In [84]:
from bertopic import BERTopic
import pandas as pd
from sklearn.feature_extraction.text import CountVectorizer

vectorizer_model = CountVectorizer(stop_words="english")
topic_model = BERTopic(vectorizer_model=vectorizer_model, nr_topics=9)

In [2]:
# Define a function to replace "not numbered" with the value in "Variable Label"
def replace_not_numbered(row):
    if row["Question number\n (Questionnaire file)"] == "not numbered":
        return row["Variable Label\n (Data files)"]
    else:
        return row["Question number\n (Questionnaire file)"]

In [67]:
survey_questions  = pd.read_excel('Survey Questions Overview.xlsx', sheet_name='Wave 1', engine='openpyxl')
# Clean the survey questions dataframe to make it more usable for mapping
# Fill forward non-null ADICO Category values to apply them to all relevant rows, Specify the columns to forward fill excluding "Values" and "Value labels"
columns_to_ffill = [col for col in survey_questions.columns if col not in ["Values", "Value labels"]]

# Forward fill the specified columns
survey_questions[columns_to_ffill] = survey_questions[columns_to_ffill].ffill()


# Apply the function to replace "not numbered" with the value in "Variable Label"
survey_questions["Question number\n (Questionnaire file)"] = survey_questions.apply(replace_not_numbered, axis=1)
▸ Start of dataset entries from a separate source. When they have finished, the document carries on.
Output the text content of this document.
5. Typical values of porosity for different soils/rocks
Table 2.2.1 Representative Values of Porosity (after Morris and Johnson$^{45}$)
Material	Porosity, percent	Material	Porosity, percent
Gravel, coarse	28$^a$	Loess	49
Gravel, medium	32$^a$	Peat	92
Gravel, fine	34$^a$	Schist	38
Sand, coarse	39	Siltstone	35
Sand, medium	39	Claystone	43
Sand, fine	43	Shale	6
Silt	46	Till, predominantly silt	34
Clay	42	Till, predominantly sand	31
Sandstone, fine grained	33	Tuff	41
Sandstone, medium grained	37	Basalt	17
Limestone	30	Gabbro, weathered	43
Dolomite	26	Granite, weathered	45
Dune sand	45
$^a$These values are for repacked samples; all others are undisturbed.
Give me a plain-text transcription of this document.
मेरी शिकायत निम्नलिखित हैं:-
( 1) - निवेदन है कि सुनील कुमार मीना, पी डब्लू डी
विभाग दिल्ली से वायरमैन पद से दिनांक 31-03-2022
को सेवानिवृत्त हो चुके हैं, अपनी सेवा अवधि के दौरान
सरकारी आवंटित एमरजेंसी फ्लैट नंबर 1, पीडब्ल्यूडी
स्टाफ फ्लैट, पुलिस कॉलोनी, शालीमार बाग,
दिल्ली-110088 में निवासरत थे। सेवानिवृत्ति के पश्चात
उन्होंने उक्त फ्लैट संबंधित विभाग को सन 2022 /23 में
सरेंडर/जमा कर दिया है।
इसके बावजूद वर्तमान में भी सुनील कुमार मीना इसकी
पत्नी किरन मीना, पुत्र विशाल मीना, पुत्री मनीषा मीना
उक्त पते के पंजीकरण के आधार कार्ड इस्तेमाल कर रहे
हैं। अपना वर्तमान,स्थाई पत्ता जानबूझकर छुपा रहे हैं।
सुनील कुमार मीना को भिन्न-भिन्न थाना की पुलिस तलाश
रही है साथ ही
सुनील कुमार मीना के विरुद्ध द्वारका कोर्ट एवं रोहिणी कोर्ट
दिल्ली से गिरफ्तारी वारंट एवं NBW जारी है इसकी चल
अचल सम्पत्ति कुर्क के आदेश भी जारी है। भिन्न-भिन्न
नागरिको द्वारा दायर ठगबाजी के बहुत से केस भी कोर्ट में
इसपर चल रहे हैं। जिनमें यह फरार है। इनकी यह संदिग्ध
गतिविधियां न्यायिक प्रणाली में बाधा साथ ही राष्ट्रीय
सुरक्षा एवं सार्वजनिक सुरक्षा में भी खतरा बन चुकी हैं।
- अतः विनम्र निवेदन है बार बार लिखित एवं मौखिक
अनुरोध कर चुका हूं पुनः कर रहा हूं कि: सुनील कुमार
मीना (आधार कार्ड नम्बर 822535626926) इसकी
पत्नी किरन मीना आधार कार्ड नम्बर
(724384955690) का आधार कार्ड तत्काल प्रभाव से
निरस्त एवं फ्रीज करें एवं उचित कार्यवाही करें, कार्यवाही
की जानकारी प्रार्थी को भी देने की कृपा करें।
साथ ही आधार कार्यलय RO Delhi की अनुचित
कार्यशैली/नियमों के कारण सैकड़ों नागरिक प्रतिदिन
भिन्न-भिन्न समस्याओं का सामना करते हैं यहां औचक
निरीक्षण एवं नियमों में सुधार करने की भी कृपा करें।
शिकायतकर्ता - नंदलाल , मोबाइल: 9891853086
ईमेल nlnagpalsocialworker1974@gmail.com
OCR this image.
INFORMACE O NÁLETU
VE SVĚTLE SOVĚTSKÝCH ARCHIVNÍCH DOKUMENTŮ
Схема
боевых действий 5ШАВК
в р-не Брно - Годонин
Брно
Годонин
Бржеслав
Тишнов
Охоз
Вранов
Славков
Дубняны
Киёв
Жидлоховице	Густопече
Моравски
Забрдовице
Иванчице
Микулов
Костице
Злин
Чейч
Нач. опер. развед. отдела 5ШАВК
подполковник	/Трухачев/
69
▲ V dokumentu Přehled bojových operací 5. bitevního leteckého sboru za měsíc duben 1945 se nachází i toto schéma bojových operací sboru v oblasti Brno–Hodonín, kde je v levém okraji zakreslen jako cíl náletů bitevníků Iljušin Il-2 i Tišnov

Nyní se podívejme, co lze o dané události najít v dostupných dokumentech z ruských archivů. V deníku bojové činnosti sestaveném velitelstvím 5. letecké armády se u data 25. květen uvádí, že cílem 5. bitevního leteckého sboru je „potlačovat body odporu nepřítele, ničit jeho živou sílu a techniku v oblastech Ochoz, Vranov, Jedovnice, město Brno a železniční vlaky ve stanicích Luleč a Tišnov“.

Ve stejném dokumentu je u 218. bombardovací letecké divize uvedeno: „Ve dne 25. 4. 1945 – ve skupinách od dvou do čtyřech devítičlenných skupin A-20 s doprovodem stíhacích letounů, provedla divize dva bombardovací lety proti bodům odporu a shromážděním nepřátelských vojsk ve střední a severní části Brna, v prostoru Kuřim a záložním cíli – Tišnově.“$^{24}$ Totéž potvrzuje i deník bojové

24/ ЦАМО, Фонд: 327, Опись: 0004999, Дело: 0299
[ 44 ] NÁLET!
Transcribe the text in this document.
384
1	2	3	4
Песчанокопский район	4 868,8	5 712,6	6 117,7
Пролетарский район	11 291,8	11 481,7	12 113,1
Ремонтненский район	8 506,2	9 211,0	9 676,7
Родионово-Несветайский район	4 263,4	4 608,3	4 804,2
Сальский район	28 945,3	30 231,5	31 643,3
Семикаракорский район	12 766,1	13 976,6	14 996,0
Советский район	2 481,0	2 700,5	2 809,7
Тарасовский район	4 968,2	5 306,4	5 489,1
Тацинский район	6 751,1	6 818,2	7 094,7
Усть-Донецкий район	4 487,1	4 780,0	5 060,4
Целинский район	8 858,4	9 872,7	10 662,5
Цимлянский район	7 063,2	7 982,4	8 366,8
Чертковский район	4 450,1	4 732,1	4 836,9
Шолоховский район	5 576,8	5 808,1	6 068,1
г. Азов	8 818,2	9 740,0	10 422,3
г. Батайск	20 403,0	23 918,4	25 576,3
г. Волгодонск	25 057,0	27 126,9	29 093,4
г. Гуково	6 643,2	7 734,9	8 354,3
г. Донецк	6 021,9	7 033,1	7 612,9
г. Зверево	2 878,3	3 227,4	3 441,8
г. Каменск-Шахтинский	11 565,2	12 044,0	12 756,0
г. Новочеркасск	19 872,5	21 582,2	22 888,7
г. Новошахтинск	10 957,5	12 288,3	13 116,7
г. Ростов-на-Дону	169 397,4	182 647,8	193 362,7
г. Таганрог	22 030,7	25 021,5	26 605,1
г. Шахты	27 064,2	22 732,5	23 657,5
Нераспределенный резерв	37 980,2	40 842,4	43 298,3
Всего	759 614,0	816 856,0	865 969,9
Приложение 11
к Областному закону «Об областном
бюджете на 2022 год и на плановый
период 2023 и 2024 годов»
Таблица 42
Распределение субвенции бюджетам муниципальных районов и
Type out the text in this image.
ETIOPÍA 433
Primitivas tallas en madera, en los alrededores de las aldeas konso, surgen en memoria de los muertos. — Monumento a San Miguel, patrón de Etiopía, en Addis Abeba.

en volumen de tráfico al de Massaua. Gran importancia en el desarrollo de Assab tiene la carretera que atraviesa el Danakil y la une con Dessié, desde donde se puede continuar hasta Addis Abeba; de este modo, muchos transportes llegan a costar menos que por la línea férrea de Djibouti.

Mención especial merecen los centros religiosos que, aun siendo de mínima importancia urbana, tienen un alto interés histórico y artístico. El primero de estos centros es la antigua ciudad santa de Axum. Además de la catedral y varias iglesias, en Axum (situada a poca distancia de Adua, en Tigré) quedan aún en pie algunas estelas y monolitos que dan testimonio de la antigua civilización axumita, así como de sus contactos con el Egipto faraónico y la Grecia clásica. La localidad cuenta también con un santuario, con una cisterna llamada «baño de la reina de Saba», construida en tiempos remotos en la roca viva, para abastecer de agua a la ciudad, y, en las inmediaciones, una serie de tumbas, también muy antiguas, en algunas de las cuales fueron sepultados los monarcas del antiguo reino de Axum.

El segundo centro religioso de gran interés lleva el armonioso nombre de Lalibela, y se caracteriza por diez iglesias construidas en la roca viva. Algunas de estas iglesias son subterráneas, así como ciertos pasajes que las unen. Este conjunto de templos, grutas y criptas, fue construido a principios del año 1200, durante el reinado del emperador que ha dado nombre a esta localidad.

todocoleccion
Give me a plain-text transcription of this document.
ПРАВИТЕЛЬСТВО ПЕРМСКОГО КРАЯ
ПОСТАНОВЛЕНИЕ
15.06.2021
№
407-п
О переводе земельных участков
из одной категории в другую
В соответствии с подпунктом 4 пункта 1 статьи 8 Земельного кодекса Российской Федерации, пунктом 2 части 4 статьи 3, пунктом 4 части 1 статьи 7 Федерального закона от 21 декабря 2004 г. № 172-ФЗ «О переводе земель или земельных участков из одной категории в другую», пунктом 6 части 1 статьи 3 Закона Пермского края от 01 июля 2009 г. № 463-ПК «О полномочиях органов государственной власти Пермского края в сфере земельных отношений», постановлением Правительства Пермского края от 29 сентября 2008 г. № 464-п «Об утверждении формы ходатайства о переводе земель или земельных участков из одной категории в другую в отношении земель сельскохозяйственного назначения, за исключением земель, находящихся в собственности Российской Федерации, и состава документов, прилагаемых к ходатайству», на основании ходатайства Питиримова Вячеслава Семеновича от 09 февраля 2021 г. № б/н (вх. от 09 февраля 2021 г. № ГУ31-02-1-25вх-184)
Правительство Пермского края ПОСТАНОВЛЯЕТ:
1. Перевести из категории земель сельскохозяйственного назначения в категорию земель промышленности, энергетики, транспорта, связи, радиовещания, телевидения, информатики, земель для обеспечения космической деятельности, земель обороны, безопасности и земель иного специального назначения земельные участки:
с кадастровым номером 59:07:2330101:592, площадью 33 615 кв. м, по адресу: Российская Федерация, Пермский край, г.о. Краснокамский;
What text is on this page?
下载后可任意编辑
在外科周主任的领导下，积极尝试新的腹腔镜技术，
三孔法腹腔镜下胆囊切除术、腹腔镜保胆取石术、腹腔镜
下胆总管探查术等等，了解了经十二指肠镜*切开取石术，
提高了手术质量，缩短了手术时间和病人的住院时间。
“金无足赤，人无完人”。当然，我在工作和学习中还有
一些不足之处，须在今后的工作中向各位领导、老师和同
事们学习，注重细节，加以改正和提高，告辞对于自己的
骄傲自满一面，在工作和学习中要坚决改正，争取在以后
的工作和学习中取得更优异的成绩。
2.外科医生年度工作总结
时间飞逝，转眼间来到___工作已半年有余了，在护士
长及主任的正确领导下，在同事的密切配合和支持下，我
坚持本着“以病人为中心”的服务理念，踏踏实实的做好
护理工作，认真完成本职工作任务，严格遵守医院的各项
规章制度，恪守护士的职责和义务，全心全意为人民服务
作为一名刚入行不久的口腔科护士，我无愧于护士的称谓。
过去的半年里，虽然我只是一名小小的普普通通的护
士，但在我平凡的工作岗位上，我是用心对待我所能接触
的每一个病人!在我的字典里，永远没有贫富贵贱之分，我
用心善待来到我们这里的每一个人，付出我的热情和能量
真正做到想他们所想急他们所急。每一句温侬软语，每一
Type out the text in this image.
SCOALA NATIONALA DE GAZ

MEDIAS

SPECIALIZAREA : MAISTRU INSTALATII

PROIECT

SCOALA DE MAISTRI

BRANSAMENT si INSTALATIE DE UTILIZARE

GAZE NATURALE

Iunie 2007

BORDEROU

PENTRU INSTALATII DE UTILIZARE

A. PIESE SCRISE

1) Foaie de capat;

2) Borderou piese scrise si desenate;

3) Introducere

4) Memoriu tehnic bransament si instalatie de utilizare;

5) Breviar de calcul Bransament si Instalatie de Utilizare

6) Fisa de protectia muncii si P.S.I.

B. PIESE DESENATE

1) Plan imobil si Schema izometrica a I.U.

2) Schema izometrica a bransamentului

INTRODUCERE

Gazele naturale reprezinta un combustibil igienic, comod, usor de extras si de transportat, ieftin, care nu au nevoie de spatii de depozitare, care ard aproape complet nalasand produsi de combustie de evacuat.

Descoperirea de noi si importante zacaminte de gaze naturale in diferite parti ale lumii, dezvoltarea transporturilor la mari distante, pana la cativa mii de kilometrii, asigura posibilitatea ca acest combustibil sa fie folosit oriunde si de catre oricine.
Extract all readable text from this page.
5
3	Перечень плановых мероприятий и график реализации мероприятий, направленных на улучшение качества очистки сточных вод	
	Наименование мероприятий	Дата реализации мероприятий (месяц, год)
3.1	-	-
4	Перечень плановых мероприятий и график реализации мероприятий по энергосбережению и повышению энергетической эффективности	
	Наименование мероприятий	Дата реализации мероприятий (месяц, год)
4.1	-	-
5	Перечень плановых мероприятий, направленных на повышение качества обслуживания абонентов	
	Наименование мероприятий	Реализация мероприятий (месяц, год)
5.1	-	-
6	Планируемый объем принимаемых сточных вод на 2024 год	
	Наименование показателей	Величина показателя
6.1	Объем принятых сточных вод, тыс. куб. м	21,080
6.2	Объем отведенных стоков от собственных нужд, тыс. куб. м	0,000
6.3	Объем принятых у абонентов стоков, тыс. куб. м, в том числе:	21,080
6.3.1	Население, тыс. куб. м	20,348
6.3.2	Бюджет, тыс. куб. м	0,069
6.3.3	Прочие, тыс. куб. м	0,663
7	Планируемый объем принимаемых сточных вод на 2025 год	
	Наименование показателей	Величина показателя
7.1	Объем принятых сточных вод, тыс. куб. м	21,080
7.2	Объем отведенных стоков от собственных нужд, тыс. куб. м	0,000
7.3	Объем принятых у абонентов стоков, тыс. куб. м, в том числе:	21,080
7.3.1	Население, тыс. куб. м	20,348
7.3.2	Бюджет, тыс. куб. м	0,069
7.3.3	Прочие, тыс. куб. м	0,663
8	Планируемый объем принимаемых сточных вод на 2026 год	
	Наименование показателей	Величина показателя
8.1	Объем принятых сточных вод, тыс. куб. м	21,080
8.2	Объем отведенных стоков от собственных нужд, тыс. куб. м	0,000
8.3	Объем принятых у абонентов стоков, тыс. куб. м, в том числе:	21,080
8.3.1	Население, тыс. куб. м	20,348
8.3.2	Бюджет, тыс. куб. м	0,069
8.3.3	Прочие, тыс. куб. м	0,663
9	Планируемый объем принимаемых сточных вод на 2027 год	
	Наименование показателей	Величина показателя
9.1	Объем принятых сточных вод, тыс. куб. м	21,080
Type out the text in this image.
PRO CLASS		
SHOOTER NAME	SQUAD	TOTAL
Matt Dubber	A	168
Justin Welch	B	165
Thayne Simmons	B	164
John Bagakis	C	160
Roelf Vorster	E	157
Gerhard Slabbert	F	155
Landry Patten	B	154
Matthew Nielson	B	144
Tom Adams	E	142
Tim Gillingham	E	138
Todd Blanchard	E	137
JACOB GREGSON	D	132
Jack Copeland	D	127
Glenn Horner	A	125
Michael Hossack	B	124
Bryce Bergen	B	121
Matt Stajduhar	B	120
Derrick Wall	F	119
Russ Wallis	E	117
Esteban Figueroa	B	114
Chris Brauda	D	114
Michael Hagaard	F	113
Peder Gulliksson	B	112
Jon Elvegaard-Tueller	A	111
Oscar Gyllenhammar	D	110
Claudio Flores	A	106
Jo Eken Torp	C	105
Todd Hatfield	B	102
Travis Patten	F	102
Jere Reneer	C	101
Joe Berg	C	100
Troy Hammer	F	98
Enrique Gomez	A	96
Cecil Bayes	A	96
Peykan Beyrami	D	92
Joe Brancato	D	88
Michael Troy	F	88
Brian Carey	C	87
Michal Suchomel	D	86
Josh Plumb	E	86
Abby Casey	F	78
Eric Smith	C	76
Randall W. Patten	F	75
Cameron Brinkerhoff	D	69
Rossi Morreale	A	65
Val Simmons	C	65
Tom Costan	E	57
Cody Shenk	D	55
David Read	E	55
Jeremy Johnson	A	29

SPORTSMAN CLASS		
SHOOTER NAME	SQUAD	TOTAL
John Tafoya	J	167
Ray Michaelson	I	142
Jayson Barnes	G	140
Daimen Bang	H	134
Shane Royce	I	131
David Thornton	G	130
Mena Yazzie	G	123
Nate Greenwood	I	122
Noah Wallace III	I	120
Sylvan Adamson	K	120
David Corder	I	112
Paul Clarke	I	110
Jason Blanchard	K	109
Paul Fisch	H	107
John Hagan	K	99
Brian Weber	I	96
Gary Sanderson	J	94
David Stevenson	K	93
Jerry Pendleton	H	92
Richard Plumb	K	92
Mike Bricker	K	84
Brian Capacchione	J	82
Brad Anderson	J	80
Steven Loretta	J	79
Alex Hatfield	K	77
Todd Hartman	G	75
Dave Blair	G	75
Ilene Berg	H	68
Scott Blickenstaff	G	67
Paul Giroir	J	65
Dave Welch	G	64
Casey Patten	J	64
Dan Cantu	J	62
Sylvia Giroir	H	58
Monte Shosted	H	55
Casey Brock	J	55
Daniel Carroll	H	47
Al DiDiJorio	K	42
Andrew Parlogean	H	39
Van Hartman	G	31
# Set the index to {value of "Question number\n (Questionnaire file)"} + "_" + {str(value of "Values")}
survey_questions.set_index(survey_questions["Variable Label\n (Data files)"] + "_" + survey_questions["Values"].astype(str), inplace=True)
survey_questions.drop("ID_nan", inplace=True)
survey_questions.drop_duplicates(inplace=True)
# Drop rows with NaN values in the "Values" column
survey_questions.dropna(subset=["Values"], inplace=True)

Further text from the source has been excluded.